One consequence of the plethora of restrictions invoked as a result of COVID-19 was that people in the hospital and in adult care facilities were not allowed to have any visitors.

“The No Patient Left Alone Act” has been filed in the North Carolina state Senate to put a stop to that practice regardless of the emergency situation.

Republican Senators Warren Daniel, Danny Britt and Joyce Krawiec are the primary sponsors and nine Republican senators have also signed on as sponsors including Sen. Amy Galey who represents the eastern portion of Guilford County.

The bill notes that many patients who were not diagnosed with COVID-19 were prohibited from having any visitors and states, “as a result many patients not diagnosed with COVID-19 have been forced to be alone during their treatment for serious conditions, traumas, illnesses, heart attacks and routine and emergency surgeries.”

The bill also states, “some of these patients have been forced to be alone for the entire course of their treatment and in some cases have died alone.”

The bill also notes that patients who have been forced to be alone “included adults, minors, and individuals with intellectual or developmental disabilities.”

In light of these concerns the bill states, “The General Assembly finds that it is in the interest of the State and is residents that these patients be allowed at least one immediate family member, designated health care agent, guardian or person standing in loco parentis physically present at reasonable times through the period of hospitalization or residential treatment.”

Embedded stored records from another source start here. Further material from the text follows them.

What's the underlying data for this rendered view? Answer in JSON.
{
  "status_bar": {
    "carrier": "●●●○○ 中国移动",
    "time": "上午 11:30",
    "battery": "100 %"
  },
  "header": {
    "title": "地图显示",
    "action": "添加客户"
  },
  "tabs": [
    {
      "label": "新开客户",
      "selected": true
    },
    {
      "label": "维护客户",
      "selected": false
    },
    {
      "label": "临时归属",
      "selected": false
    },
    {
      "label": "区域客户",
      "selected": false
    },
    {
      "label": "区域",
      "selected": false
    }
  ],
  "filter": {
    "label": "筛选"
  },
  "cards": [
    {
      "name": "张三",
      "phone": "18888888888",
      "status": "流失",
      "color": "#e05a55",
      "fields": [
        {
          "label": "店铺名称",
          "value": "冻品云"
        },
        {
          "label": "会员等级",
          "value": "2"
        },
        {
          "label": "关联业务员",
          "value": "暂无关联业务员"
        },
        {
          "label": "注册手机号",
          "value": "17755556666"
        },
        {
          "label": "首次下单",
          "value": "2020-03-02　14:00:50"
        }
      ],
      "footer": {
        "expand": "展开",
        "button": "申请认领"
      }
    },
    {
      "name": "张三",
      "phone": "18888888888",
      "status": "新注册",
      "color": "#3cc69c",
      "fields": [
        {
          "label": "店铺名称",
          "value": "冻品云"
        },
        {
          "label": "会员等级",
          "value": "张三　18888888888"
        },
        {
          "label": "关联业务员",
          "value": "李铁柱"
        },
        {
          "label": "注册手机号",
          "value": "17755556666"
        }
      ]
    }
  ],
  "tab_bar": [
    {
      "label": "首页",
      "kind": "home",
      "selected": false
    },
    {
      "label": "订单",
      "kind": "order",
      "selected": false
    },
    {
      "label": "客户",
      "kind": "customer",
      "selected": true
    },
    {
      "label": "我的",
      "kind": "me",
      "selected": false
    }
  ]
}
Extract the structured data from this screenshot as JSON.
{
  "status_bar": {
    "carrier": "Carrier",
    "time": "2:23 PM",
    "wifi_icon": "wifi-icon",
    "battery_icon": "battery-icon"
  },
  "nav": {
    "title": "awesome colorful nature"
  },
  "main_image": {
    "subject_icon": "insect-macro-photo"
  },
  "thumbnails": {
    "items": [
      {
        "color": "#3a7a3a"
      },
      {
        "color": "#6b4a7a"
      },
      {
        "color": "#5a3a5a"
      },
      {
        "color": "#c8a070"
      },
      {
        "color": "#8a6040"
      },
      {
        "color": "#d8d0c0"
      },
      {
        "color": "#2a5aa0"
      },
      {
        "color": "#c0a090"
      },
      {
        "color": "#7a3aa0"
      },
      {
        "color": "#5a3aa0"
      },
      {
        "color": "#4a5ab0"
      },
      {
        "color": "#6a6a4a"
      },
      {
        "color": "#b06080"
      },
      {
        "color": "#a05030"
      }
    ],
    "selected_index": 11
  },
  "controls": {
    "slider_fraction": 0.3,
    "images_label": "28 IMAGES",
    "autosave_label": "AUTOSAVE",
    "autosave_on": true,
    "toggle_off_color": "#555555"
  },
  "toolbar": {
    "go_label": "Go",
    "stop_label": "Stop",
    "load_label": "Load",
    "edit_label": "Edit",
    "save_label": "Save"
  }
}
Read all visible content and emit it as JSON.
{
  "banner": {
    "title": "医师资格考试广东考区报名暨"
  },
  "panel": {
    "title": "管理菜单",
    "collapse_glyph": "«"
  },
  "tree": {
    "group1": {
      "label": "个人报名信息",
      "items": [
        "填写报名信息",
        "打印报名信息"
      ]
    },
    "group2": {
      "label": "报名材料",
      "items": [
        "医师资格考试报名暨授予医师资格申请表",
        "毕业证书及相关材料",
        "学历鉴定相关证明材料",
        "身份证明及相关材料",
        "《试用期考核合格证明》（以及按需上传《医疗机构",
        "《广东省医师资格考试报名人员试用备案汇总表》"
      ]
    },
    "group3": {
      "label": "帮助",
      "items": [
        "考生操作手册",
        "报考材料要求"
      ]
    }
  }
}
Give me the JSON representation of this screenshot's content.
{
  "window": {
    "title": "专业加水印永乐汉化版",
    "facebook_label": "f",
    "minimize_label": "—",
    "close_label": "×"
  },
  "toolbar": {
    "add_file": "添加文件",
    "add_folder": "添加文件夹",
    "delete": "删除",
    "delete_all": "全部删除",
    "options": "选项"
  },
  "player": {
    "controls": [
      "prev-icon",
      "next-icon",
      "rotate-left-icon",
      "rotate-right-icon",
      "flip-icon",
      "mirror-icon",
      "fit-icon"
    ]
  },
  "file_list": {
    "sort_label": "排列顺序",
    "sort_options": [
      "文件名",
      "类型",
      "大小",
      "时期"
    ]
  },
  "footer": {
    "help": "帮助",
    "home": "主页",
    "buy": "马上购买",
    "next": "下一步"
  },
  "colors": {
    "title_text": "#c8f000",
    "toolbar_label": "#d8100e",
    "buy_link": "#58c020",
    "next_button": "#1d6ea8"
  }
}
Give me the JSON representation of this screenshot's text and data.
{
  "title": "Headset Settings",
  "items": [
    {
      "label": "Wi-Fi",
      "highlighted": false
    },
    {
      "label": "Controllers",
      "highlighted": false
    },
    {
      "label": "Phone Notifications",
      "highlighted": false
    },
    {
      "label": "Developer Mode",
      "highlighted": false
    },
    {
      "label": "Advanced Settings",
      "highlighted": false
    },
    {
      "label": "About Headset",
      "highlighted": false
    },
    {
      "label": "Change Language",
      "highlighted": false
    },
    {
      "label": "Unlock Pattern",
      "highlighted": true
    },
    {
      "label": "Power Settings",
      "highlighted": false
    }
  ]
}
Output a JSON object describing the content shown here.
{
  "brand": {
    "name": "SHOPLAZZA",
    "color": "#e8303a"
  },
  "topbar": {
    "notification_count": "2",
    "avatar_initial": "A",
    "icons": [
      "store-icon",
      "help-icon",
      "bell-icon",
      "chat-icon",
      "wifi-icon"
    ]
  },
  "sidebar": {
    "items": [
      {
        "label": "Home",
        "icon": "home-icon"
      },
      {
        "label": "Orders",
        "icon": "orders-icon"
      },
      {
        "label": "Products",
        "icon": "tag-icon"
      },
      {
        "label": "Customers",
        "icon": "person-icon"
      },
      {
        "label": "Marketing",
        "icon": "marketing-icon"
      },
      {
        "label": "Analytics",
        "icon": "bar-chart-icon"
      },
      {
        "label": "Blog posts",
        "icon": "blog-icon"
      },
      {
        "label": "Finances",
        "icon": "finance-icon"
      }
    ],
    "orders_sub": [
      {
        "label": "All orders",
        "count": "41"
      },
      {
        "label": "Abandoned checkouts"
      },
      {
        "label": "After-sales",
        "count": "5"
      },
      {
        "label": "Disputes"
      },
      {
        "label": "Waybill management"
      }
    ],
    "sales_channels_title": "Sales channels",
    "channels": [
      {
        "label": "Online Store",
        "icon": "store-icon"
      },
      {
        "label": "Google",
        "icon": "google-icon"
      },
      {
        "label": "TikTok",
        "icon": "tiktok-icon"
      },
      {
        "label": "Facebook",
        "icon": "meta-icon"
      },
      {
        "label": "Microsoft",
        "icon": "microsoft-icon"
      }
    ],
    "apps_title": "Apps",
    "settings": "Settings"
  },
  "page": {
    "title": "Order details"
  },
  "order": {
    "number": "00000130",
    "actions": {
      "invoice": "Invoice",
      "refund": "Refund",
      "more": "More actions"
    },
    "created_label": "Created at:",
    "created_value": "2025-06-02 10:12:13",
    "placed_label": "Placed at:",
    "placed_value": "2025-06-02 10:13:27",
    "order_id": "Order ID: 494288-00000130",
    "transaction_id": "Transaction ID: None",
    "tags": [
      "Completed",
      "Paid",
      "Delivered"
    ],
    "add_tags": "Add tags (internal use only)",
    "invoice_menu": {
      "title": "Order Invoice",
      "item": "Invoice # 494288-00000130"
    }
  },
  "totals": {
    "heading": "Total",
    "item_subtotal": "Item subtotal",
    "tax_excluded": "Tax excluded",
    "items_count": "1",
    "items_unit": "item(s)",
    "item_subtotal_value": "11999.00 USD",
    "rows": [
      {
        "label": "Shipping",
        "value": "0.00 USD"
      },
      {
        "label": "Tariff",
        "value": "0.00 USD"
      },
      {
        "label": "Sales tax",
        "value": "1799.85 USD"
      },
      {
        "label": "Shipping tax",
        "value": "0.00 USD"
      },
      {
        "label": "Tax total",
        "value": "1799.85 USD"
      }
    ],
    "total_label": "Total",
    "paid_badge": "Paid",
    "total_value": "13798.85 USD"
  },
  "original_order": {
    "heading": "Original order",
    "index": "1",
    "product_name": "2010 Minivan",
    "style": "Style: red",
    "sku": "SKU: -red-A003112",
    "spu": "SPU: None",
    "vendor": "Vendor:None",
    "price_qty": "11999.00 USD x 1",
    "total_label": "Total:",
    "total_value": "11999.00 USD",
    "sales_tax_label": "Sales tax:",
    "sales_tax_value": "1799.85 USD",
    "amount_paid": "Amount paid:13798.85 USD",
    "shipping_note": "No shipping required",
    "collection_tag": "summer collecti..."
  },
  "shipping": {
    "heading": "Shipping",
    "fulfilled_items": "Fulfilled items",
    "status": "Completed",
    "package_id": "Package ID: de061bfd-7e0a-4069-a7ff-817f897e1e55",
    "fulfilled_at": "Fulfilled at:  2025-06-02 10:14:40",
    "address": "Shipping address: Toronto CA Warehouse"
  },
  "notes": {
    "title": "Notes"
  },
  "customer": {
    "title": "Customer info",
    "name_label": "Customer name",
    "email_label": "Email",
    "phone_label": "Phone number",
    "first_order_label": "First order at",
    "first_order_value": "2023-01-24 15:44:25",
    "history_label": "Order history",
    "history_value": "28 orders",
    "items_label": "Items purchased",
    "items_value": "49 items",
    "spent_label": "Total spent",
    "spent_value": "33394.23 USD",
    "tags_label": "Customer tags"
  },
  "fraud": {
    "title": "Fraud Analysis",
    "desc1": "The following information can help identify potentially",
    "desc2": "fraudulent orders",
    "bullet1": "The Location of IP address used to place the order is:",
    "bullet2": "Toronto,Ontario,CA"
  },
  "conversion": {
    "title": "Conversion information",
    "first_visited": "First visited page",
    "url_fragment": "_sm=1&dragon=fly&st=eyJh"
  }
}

“The No Patient Left Alone Act” stipulates that all licensed care facilities in the state must allow one visitor under the visitation policies that were in effect at the facility on Jan. 1, 2020.

It also states that if the designated visitor must leave the room due to a medical procedure that “the visitor shall have access to a waiting area.”

The bill also states that the provisions of The No Patient Left Alone Act “may not be terminated, suspended, or waived by the hospital, the Department of Health and Human Services, or the Governor.”

Ryan Blacklege, the Cone Health director of government affairs, sent an email to state legislators noting the recent changes in Cone Health visitation policies and opposing The No Patient Left Alone Act.

Blacklege states, “Legislation such as the ‘No Patient Left Alone Act’ (SB 191) comes from a reasonable position of concern for loved ones seeing each other, but would apply an inappropriate standard (mandating one visitor for every patient) during emergencies, which is precisely when we need additional flexibility to our visitor policies.”